The GB Gambling Commission only started fully regulating land-based gambling (and lotteries) in 2007 – when officially collated revenue records began (though a combination of listed company data, Companies House filings and HMRC/HMT data allows us to build a pretty accurate picture of what went before).
But the Gambling Commission only started domestically regulating online gambling for a part period in 2014-15, which is when online data is added to the official industry statistics. So if we compare total official revenue in 2007- 8 with total official revenue for 2017-18 we are comparing land-based only to land-based + online.
In 2008, online was already a c. £1.35bn revenue market (bigger than bingo and casino). So in the period 2007-8 to 2017-8, the UK gambling industry did not grow by 76 percent (5.8 percent CAGR), but by 52 percent (4.3 percent CAGR).
Those that prefer a good story to solid figures might think we are splitting hairs here – both look like big numbers. But one isn’t. Growth of 52 percent over ten years sounds like a lot. But the economy has also grown a lot over ten years.
Household Disposable Income growth over the same period was 36 percent or 3.1 percent CAGR. The gambling industry over the last decade has therefore outstripped consumer spending power by a material but not all that significant 1.2ppts per annum.
In other words, the proportion of disposable income that British consumers are spending on gambling has moved from 0.95 percent in 2008 to 1.06 percent in 2018 – hardly an explosion, even factoring in a (lottery-led) reduction in the overall player-base.

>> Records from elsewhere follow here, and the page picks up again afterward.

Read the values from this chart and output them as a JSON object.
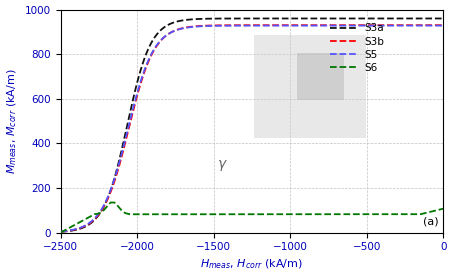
{
  "xlabel": "H_{meas}, H_{corr} (kA/m)",
  "ylabel": "M_{meas}, M_{corr} (kA/m)",
  "xlim": [
    -2500,
    0
  ],
  "ylim": [
    0,
    1000
  ],
  "xticks": [
    -2500,
    -2000,
    -1500,
    -1000,
    -500,
    0
  ],
  "yticks": [
    0,
    200,
    400,
    600,
    800,
    1000
  ],
  "annotation": "(a)",
  "gamma_label": "γ",
  "legend_labels": [
    "S3a",
    "S3b",
    "S5",
    "S6"
  ],
  "legend_colors": [
    "#111111",
    "#ff0000",
    "#5555ff",
    "#007700"
  ],
  "background_color": "#ffffff",
  "grid_color": "#bbbbbb",
  "label_fontsize": 8,
  "tick_fontsize": 7.5,
  "label_color": "#0000bb"
}
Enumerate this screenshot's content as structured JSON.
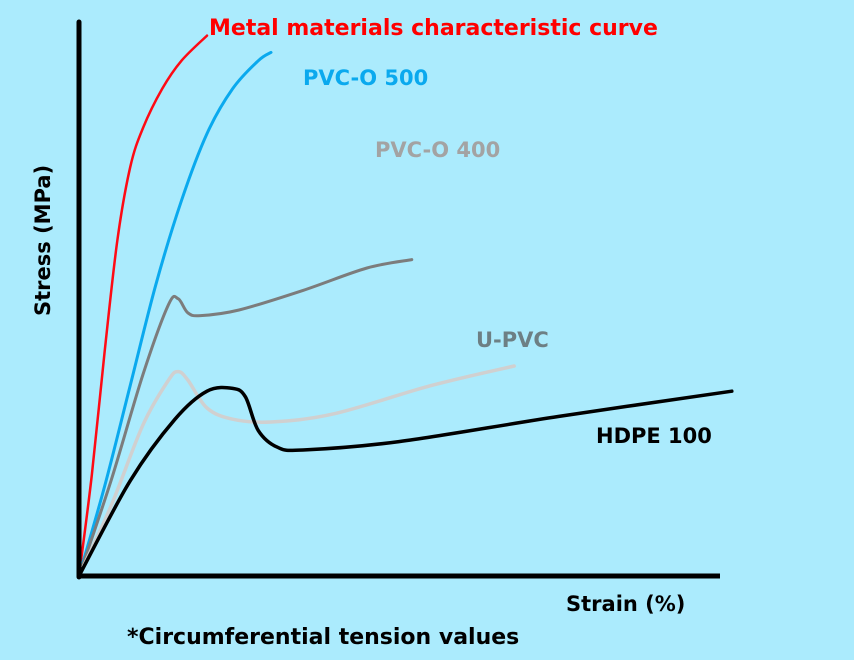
{
  "chart_data": {
    "type": "line",
    "title": "",
    "xlabel": "Strain (%)",
    "ylabel": "Stress (MPa)",
    "footnote": "*Circumferential tension values",
    "xlim": [
      0,
      100
    ],
    "ylim": [
      0,
      100
    ],
    "grid": false,
    "legend": "inline labels",
    "axis_color": "#000000",
    "background": "#abebfd",
    "series": [
      {
        "name": "Metal materials characteristic curve",
        "color": "#ff0a14",
        "label_color": "#ff0000",
        "points": [
          [
            0,
            0
          ],
          [
            2,
            18
          ],
          [
            4,
            40
          ],
          [
            6,
            60
          ],
          [
            8,
            73
          ],
          [
            10,
            80
          ],
          [
            13,
            87
          ],
          [
            16,
            92
          ],
          [
            20,
            96.5
          ]
        ]
      },
      {
        "name": "PVC-O 500",
        "color": "#0aa9ee",
        "label_color": "#0aa9ee",
        "points": [
          [
            0,
            0
          ],
          [
            4,
            16
          ],
          [
            8,
            34
          ],
          [
            12,
            52
          ],
          [
            16,
            67
          ],
          [
            20,
            79
          ],
          [
            24,
            87
          ],
          [
            28,
            92
          ],
          [
            30,
            93.5
          ]
        ]
      },
      {
        "name": "PVC-O 400",
        "color": "#7c7c7c",
        "label_color": "#a3a3a3",
        "points": [
          [
            0,
            0
          ],
          [
            5,
            17
          ],
          [
            10,
            36
          ],
          [
            14,
            48.5
          ],
          [
            15.5,
            49.5
          ],
          [
            17,
            47
          ],
          [
            19,
            46.5
          ],
          [
            25,
            47.5
          ],
          [
            35,
            51
          ],
          [
            45,
            55
          ],
          [
            52,
            56.5
          ]
        ]
      },
      {
        "name": "U-PVC",
        "color": "#d0d0d0",
        "label_color": "#6d7f84",
        "points": [
          [
            0,
            0
          ],
          [
            5,
            12.5
          ],
          [
            10,
            27
          ],
          [
            14,
            35
          ],
          [
            15.5,
            36.5
          ],
          [
            17,
            35
          ],
          [
            20,
            30
          ],
          [
            24,
            28
          ],
          [
            30,
            27.5
          ],
          [
            40,
            29
          ],
          [
            55,
            34
          ],
          [
            68,
            37.5
          ]
        ]
      },
      {
        "name": "HDPE 100",
        "color": "#000000",
        "label_color": "#000000",
        "points": [
          [
            0,
            0
          ],
          [
            8,
            17
          ],
          [
            15,
            28
          ],
          [
            20,
            33
          ],
          [
            24,
            33.5
          ],
          [
            26,
            32
          ],
          [
            28,
            26
          ],
          [
            31,
            23
          ],
          [
            35,
            22.5
          ],
          [
            50,
            24
          ],
          [
            75,
            28.5
          ],
          [
            102,
            33
          ]
        ]
      }
    ]
  }
}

But even this is not the complete story.
2008 was the last ‘good year’ for the British consumer before the financial crisis became widespread recession: in 2009-11, HDI growth fell from a previous average of 4.5 percent p.a. to just 1.9 percent: materially below the prevailing headline rate of inflation (3.0 percent) and so a real-terms decline in living standards.

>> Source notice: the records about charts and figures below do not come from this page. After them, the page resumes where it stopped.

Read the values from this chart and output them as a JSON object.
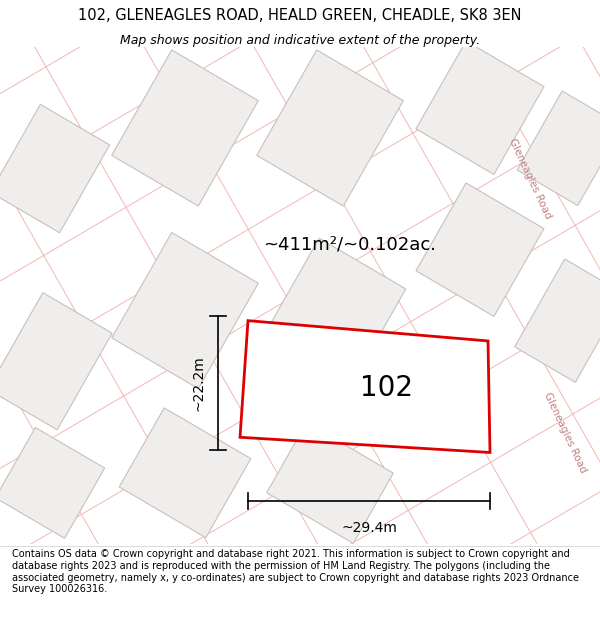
{
  "title": "102, GLENEAGLES ROAD, HEALD GREEN, CHEADLE, SK8 3EN",
  "subtitle": "Map shows position and indicative extent of the property.",
  "footer": "Contains OS data © Crown copyright and database right 2021. This information is subject to Crown copyright and database rights 2023 and is reproduced with the permission of HM Land Registry. The polygons (including the associated geometry, namely x, y co-ordinates) are subject to Crown copyright and database rights 2023 Ordnance Survey 100026316.",
  "area_label": "~411m²/~0.102ac.",
  "plot_number": "102",
  "dim_width": "~29.4m",
  "dim_height": "~22.2m",
  "map_bg": "#f8f6f4",
  "road_line_color": "#f0b8b4",
  "building_fill": "#f0eeec",
  "building_edge": "#c8c0bc",
  "highlight_fill": "#ffffff",
  "highlight_stroke": "#dd0000",
  "road_label_color": "#c08080",
  "title_fontsize": 10.5,
  "subtitle_fontsize": 9,
  "footer_fontsize": 7.0,
  "annotation_fontsize": 10,
  "plot_label_fontsize": 20,
  "area_fontsize": 13
}
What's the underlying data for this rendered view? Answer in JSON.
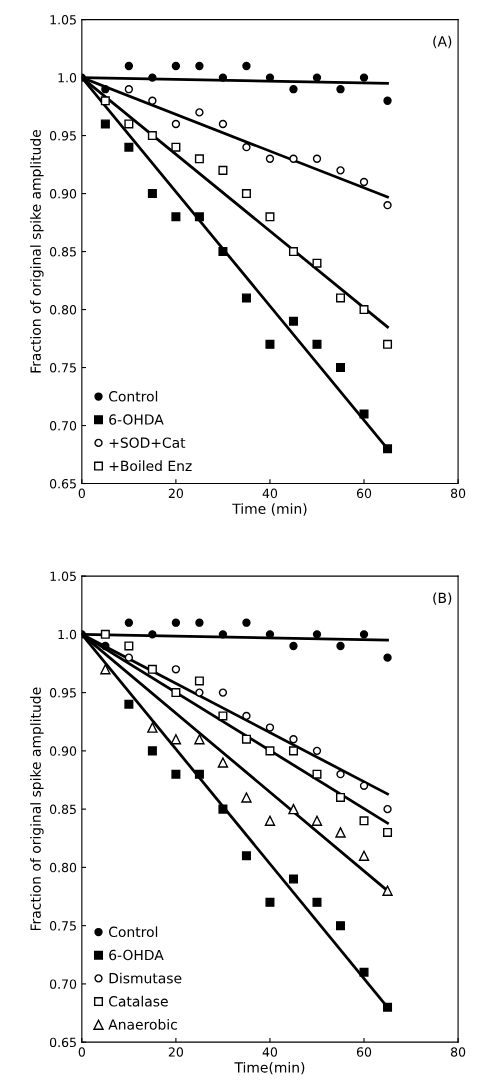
{
  "chart_data": [
    {
      "type": "scatter",
      "xlabel": "Time (min)",
      "ylabel": "Fraction of original spike amplitude",
      "annotations": [
        "(A)"
      ],
      "xlim": [
        0,
        80
      ],
      "xticks": [
        0,
        20,
        40,
        60,
        80
      ],
      "ylim": [
        0.65,
        1.05
      ],
      "yticks": [
        {
          "value": 0.65,
          "label": "0.65"
        },
        {
          "value": 0.7,
          "label": "0.70"
        },
        {
          "value": 0.75,
          "label": "0.75"
        },
        {
          "value": 0.8,
          "label": "0.80"
        },
        {
          "value": 0.85,
          "label": "0.85"
        },
        {
          "value": 0.9,
          "label": "0.90"
        },
        {
          "value": 0.95,
          "label": "0.95"
        },
        {
          "value": 1.0,
          "label": "1.0"
        },
        {
          "value": 1.05,
          "label": "1.05"
        }
      ],
      "legend": "bottom left",
      "grid": false,
      "x": [
        0,
        5,
        10,
        15,
        20,
        25,
        30,
        35,
        40,
        45,
        50,
        55,
        60,
        65
      ],
      "series": [
        {
          "name": "Control",
          "color": "#000000",
          "marker": "circle",
          "values": [
            1.0,
            0.99,
            1.01,
            1.0,
            1.01,
            1.01,
            1.0,
            1.01,
            1.0,
            0.99,
            1.0,
            0.99,
            1.0,
            0.98
          ]
        },
        {
          "name": "6-OHDA",
          "color": "#000000",
          "marker": "square",
          "x": [
            5,
            10,
            15,
            20,
            25,
            30,
            35,
            40,
            45,
            50,
            55,
            60,
            65
          ],
          "values": [
            0.96,
            0.94,
            0.9,
            0.88,
            0.88,
            0.85,
            0.81,
            0.77,
            0.79,
            0.77,
            0.75,
            0.71,
            0.68
          ]
        },
        {
          "name": "+SOD+Cat",
          "color": "#ffffff",
          "marker": "circle",
          "x": [
            10,
            15,
            20,
            25,
            30,
            35,
            40,
            45,
            50,
            55,
            60,
            65
          ],
          "values": [
            0.99,
            0.98,
            0.96,
            0.97,
            0.96,
            0.94,
            0.93,
            0.93,
            0.93,
            0.92,
            0.91,
            0.89
          ]
        },
        {
          "name": "+Boiled Enz",
          "color": "#ffffff",
          "marker": "square",
          "x": [
            5,
            10,
            15,
            20,
            25,
            30,
            35,
            40,
            45,
            50,
            55,
            60,
            65
          ],
          "values": [
            0.98,
            0.96,
            0.95,
            0.94,
            0.93,
            0.92,
            0.9,
            0.88,
            0.85,
            0.84,
            0.81,
            0.8,
            0.77
          ]
        },
        {
          "type": "line",
          "color": "#000000",
          "x": [
            0,
            65
          ],
          "values": [
            1.0,
            0.995
          ]
        },
        {
          "type": "line",
          "color": "#000000",
          "x": [
            0,
            65
          ],
          "values": [
            1.0,
            0.68
          ]
        },
        {
          "type": "line",
          "color": "#000000",
          "x": [
            0,
            65
          ],
          "values": [
            1.0,
            0.897
          ]
        },
        {
          "type": "line",
          "color": "#000000",
          "x": [
            0,
            65
          ],
          "values": [
            1.0,
            0.785
          ]
        }
      ]
    },
    {
      "type": "scatter",
      "xlabel": "Time(min)",
      "ylabel": "Fraction of original spike amplitude",
      "annotations": [
        "(B)"
      ],
      "xlim": [
        0,
        80
      ],
      "xticks": [
        0,
        20,
        40,
        60,
        80
      ],
      "ylim": [
        0.65,
        1.05
      ],
      "yticks": [
        {
          "value": 0.65,
          "label": "0.65"
        },
        {
          "value": 0.7,
          "label": "0.70"
        },
        {
          "value": 0.75,
          "label": "0.75"
        },
        {
          "value": 0.8,
          "label": "0.80"
        },
        {
          "value": 0.85,
          "label": "0.85"
        },
        {
          "value": 0.9,
          "label": "0.90"
        },
        {
          "value": 0.95,
          "label": "0.95"
        },
        {
          "value": 1.0,
          "label": "1.0"
        },
        {
          "value": 1.05,
          "label": "1.05"
        }
      ],
      "legend": "bottom left",
      "grid": false,
      "x": [
        0,
        5,
        10,
        15,
        20,
        25,
        30,
        35,
        40,
        45,
        50,
        55,
        60,
        65
      ],
      "series": [
        {
          "name": "Control",
          "color": "#000000",
          "marker": "circle",
          "values": [
            1.0,
            0.99,
            1.01,
            1.0,
            1.01,
            1.01,
            1.0,
            1.01,
            1.0,
            0.99,
            1.0,
            0.99,
            1.0,
            0.98
          ]
        },
        {
          "name": "6-OHDA",
          "color": "#000000",
          "marker": "square",
          "x": [
            10,
            15,
            20,
            25,
            30,
            35,
            40,
            45,
            50,
            55,
            60,
            65
          ],
          "values": [
            0.94,
            0.9,
            0.88,
            0.88,
            0.85,
            0.81,
            0.77,
            0.79,
            0.77,
            0.75,
            0.71,
            0.68
          ]
        },
        {
          "name": "Dismutase",
          "color": "#ffffff",
          "marker": "circle",
          "x": [
            10,
            20,
            25,
            30,
            35,
            40,
            45,
            50,
            55,
            60,
            65
          ],
          "values": [
            0.98,
            0.97,
            0.95,
            0.95,
            0.93,
            0.92,
            0.91,
            0.9,
            0.88,
            0.87,
            0.85
          ]
        },
        {
          "name": "Catalase",
          "color": "#ffffff",
          "marker": "square",
          "x": [
            5,
            10,
            15,
            20,
            25,
            30,
            35,
            40,
            45,
            50,
            55,
            60,
            65
          ],
          "values": [
            1.0,
            0.99,
            0.97,
            0.95,
            0.96,
            0.93,
            0.91,
            0.9,
            0.9,
            0.88,
            0.86,
            0.84,
            0.83
          ]
        },
        {
          "name": "Anaerobic",
          "color": "#ffffff",
          "marker": "triangle",
          "x": [
            5,
            15,
            20,
            25,
            30,
            35,
            40,
            45,
            50,
            55,
            60,
            65
          ],
          "values": [
            0.97,
            0.92,
            0.91,
            0.91,
            0.89,
            0.86,
            0.84,
            0.85,
            0.84,
            0.83,
            0.81,
            0.78
          ]
        },
        {
          "type": "line",
          "color": "#000000",
          "x": [
            0,
            65
          ],
          "values": [
            1.0,
            0.995
          ]
        },
        {
          "type": "line",
          "color": "#000000",
          "x": [
            0,
            65
          ],
          "values": [
            1.0,
            0.68
          ]
        },
        {
          "type": "line",
          "color": "#000000",
          "x": [
            0,
            65
          ],
          "values": [
            1.0,
            0.863
          ]
        },
        {
          "type": "line",
          "color": "#000000",
          "x": [
            0,
            65
          ],
          "values": [
            1.0,
            0.838
          ]
        },
        {
          "type": "line",
          "color": "#000000",
          "x": [
            0,
            65
          ],
          "values": [
            1.0,
            0.78
          ]
        }
      ]
    }
  ]
}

2008 was not that great a year for gambling, however (other, notably, than bookmakers – likely benefiting from substitution).
Land-based gaming sectors were still reeling from the Smoking Ban (H2 2007) and the loss of S16/21 machines (similar to FOBTs; Q4 2007): the aggregated revenue change for casinos, bingo, arcades and machines in pubs was -13 percent or nearly £500m lost (i.e. a shock broadly similar in magnitude to the B2 ban given inflation, but more widely felt).

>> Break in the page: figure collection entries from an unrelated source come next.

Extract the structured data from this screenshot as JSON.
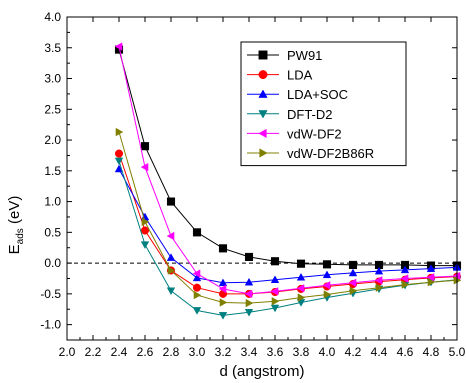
{
  "chart_data": {
    "type": "line",
    "title": "",
    "xlabel": "d (angstrom)",
    "ylabel_main": "E",
    "ylabel_sub": "ads",
    "ylabel_unit": " (eV)",
    "xlim": [
      2.0,
      5.0
    ],
    "ylim": [
      -1.25,
      4.0
    ],
    "xticks": [
      2.0,
      2.2,
      2.4,
      2.6,
      2.8,
      3.0,
      3.2,
      3.4,
      3.6,
      3.8,
      4.0,
      4.2,
      4.4,
      4.6,
      4.8,
      5.0
    ],
    "xtick_labels": [
      "2.0",
      "2.2",
      "2.4",
      "2.6",
      "2.8",
      "3.0",
      "3.2",
      "3.4",
      "3.6",
      "3.8",
      "4.0",
      "4.2",
      "4.4",
      "4.6",
      "4.8",
      "5.0"
    ],
    "yticks": [
      -1.0,
      -0.5,
      0.0,
      0.5,
      1.0,
      1.5,
      2.0,
      2.5,
      3.0,
      3.5,
      4.0
    ],
    "ytick_labels": [
      "-1.0",
      "-0.5",
      "0.0",
      "0.5",
      "1.0",
      "1.5",
      "2.0",
      "2.5",
      "3.0",
      "3.5",
      "4.0"
    ],
    "grid": false,
    "zero_line": "dashed",
    "legend_position": "top-right",
    "x": [
      2.4,
      2.6,
      2.8,
      3.0,
      3.2,
      3.4,
      3.6,
      3.8,
      4.0,
      4.2,
      4.4,
      4.6,
      4.8,
      5.0
    ],
    "series": [
      {
        "name": "PW91",
        "marker": "square",
        "color": "#000000",
        "values": [
          3.47,
          1.9,
          1.0,
          0.5,
          0.24,
          0.1,
          0.03,
          -0.01,
          -0.02,
          -0.03,
          -0.03,
          -0.03,
          -0.04,
          -0.04
        ]
      },
      {
        "name": "LDA",
        "marker": "circle",
        "color": "#ff0000",
        "values": [
          1.78,
          0.53,
          -0.12,
          -0.4,
          -0.5,
          -0.5,
          -0.47,
          -0.42,
          -0.38,
          -0.34,
          -0.3,
          -0.27,
          -0.24,
          -0.22
        ]
      },
      {
        "name": "LDA+SOC",
        "marker": "triangle-up",
        "color": "#0000ff",
        "values": [
          1.53,
          0.75,
          0.09,
          -0.24,
          -0.32,
          -0.31,
          -0.27,
          -0.23,
          -0.19,
          -0.16,
          -0.13,
          -0.11,
          -0.09,
          -0.07
        ]
      },
      {
        "name": "DFT-D2",
        "marker": "triangle-down",
        "color": "#008080",
        "values": [
          1.66,
          0.3,
          -0.45,
          -0.77,
          -0.85,
          -0.8,
          -0.73,
          -0.64,
          -0.56,
          -0.49,
          -0.42,
          -0.36,
          -0.31,
          -0.27
        ]
      },
      {
        "name": "vdW-DF2",
        "marker": "triangle-left",
        "color": "#ff00ff",
        "values": [
          3.52,
          1.56,
          0.44,
          -0.17,
          -0.42,
          -0.5,
          -0.46,
          -0.41,
          -0.36,
          -0.32,
          -0.28,
          -0.25,
          -0.23,
          -0.21
        ]
      },
      {
        "name": "vdW-DF2B86R",
        "marker": "triangle-right",
        "color": "#808000",
        "values": [
          2.13,
          0.67,
          -0.12,
          -0.52,
          -0.64,
          -0.65,
          -0.62,
          -0.56,
          -0.51,
          -0.45,
          -0.4,
          -0.35,
          -0.31,
          -0.28
        ]
      }
    ]
  }
}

Growth was even spluttering somewhat online (up ‘only’ 8.5 percent in 2008), in the gap between heavy user adoption of a relatively poor desktop product (with limited to no mass market appeal) and the broadband / in-play / mobile / advertising growth drivers that powered the sector from 2010 onward.
Therefore – and optically very importantly – the official data (April 2008-9) starts at a trough in overall gambling spend combined with a cyclical peak in consumer spend.
If we go back another decade, we find overall gambling spend averaged a fairly resilient 1.1 percent of HDI, before the public health and regulatory changes of 2007 uncoupled this and brought it down to 0.91 percent (2009 was the trough: negative regulatory change + recession = bad news for gambling).
Therefore, what online has done between 2010 and 2018 is not grow gambling to new highs, but allowed it to normalise some way back to pre-recessionary and regulatory impact (which, significantly, were not designed to cut gambling demand levels at all).
Indeed, to get back to pre-recessionary equivalent levels of consumer spend / sector revenue, gambling would need to add another £1.4bn – an additional nearly 10 percent of the current industry total, and then grow with at least inflation.
On a longer term view, gambling in Britain has not been growing in real terms: the industry had barely been able to claw back some of its pre-recessionary position before a new wave of regulatory change has driven it back further.
There are some structural reasons for this, some regulatory but also plenty that are strategic/operational.
The big question for the UK gambling industry, therefore, is not whether it can maintain its pace of growth under increased regulatory pressure, but whether it can responsibly engage with a wider audience again and sustainably build in reality the overall growth story it thought it already had.